For one young person, dealing with the confusion between whether they are non-binary or trans, as well as their sexuality, resulted in them withdrawing from friendships and self-harming.
Having been referred to Outhouse East by their mother, they found a supportive group to attend each week – attending a Pride event and making new friends for the first time in several years.
Outhouse East provides support and guidance to the LGBTQ+ community in Essex, improving their mental health as well as their physical and psychological wellbeing.
During the pandemic, the in-person support the charity offers from its hubs in Colchester and Basildon was unavailable and so other ways of communicating with their audience had to be found.
The Police, Fire and Crime Commissioner for Essex (PFCC) contributed £8,940 to Outhouse East in the form of a crime and disorder reduction grant from the 2020-2021 Community Safety Development Fund to support young people virtually during the pandemic with a professional counsellor. The project support the PFCC, Roger Hirst’s, priority to protect vulnerable people and help organisations delivering community safety initiatives to adapt to the challenges of COVID.
With waiting lists for counselling support already stretched, the pandemic resulted in those within the LGBTQ+ community coping with their anxieties on their own.
Outhouse East retrained its counsellors to be able to offer counselling sessions online – with an unexpected positive being those who wanted to stay anonymous could do so.
CEO Jacquie Russell said: “We changed and adapted the way we offered our services to ensure young people could still access support. We had discussed the idea in the past, but felt it was important to offer our counselling face-to-face. But, we found some young people liked that they could keep their camera off and have that anonymity, but still access help when they were feeling low. It is definitely something we will continue to offer now.
“Covid-19 put us in a difficult position as we knew we had to continue to support the young people. It has been a really difficult time for people, having the time to think about how their lives were going and how they felt about themselves.
“We have been able to continue to give them the safe space they have needed to explore their thoughts and feelings.”
When restrictions allow, the charity offers weekly in-person groups for young people, a weekend support group for young people looking to transition, as well as a session to support parents of children who may be transitioning.
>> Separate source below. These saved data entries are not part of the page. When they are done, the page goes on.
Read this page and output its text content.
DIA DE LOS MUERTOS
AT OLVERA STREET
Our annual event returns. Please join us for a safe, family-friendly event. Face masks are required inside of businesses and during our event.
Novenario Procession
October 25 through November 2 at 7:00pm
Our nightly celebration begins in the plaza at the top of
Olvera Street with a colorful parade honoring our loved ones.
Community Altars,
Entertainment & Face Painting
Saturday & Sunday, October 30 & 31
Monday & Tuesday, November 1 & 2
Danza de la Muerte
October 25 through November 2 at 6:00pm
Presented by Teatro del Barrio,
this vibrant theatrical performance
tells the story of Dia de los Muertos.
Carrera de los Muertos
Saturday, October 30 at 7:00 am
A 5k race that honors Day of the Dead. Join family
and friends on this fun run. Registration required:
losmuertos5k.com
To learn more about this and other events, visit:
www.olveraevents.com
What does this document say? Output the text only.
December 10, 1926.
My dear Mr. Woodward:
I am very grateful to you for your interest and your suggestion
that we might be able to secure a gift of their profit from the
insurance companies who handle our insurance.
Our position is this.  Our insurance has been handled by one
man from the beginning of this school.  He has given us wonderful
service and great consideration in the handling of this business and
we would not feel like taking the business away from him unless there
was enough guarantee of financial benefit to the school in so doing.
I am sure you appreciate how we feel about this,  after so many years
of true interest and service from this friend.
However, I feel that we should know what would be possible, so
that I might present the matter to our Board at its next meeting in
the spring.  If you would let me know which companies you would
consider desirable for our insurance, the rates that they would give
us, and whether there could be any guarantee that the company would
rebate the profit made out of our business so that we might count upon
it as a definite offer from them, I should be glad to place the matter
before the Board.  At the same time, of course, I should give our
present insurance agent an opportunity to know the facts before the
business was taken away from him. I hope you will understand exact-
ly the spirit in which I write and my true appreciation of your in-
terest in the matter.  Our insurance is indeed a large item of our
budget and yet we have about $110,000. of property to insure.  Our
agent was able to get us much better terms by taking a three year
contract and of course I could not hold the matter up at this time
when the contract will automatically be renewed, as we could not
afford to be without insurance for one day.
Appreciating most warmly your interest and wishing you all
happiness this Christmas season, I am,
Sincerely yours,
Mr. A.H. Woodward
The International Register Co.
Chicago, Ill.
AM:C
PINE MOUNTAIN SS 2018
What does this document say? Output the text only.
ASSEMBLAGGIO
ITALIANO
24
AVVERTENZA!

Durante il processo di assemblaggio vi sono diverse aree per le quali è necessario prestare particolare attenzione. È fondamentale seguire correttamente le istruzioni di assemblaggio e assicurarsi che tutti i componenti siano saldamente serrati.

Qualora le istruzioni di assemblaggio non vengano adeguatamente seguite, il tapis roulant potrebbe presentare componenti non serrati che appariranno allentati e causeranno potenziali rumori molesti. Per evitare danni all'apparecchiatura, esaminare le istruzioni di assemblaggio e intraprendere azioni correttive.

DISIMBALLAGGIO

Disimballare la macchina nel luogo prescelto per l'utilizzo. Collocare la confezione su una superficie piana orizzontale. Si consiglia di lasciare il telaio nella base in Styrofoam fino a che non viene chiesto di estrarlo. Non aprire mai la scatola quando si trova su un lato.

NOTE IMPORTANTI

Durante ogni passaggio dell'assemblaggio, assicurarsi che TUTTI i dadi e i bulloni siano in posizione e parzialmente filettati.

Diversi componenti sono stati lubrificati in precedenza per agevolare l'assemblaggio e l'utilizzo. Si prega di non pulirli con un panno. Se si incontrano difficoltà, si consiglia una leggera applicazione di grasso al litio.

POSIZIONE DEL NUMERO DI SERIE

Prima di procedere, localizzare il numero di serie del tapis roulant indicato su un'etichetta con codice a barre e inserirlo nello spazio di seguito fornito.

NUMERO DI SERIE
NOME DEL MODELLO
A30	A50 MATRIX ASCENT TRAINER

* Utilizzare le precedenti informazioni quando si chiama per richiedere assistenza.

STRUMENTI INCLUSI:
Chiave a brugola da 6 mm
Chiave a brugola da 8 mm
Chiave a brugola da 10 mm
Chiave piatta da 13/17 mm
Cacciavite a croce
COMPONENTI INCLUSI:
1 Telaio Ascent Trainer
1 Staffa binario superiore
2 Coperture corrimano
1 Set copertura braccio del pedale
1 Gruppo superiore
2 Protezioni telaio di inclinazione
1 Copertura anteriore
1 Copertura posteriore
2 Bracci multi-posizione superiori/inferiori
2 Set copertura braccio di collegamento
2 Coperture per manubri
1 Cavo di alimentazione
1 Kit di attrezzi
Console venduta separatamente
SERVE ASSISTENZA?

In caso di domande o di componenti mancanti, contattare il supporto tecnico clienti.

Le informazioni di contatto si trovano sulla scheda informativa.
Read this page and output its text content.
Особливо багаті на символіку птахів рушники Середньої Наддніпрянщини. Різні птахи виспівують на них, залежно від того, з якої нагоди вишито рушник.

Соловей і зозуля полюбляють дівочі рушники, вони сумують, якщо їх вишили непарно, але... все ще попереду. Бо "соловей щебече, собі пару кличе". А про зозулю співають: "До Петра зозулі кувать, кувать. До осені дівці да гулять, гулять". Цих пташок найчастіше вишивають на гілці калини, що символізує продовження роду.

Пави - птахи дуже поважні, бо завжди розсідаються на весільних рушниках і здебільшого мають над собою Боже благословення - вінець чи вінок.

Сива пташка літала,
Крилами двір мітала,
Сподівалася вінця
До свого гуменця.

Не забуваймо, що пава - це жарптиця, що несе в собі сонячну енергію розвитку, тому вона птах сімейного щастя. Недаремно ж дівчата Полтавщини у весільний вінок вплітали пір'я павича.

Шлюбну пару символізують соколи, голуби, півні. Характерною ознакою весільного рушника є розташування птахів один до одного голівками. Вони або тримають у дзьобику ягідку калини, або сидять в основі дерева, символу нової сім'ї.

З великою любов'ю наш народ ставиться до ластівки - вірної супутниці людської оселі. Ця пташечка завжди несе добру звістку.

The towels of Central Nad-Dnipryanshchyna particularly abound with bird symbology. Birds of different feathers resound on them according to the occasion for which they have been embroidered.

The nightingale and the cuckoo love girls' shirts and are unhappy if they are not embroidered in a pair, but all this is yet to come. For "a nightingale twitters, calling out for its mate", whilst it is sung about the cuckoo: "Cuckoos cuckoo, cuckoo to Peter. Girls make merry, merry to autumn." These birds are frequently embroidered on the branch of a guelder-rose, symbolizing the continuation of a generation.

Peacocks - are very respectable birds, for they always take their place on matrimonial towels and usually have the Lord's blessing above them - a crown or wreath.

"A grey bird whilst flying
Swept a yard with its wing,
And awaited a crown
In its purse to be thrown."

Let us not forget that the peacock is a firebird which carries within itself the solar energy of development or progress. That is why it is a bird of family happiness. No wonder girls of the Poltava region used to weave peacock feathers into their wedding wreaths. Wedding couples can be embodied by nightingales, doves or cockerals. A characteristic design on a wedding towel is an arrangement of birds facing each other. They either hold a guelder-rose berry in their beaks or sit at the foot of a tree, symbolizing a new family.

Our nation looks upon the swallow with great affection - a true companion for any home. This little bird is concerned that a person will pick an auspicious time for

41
Jacquie said: “For us, it is a true honour when young people come to us and accept the support we can give to them. For them to feel free enough to be able to say how they feel and to ask for support is huge. Just having that initial conversation or putting their foot through the door is momentous.
“It all makes our service worthwhile. The results we are getting are excellent.
“We cannot thank the PFCC enough. Without the funding, we could not support the young people that we do.”
Police, Fire and Crime Commissioner, Roger Hirst said: “Outhouse East has done some great work with young people in the LGBTQ+ community. By adapting to offering counselling sessions remotely they have shown resilience. In Essex, we are lucky to have such a diverse community, and we must support them all in whatever challenges they may be facing.”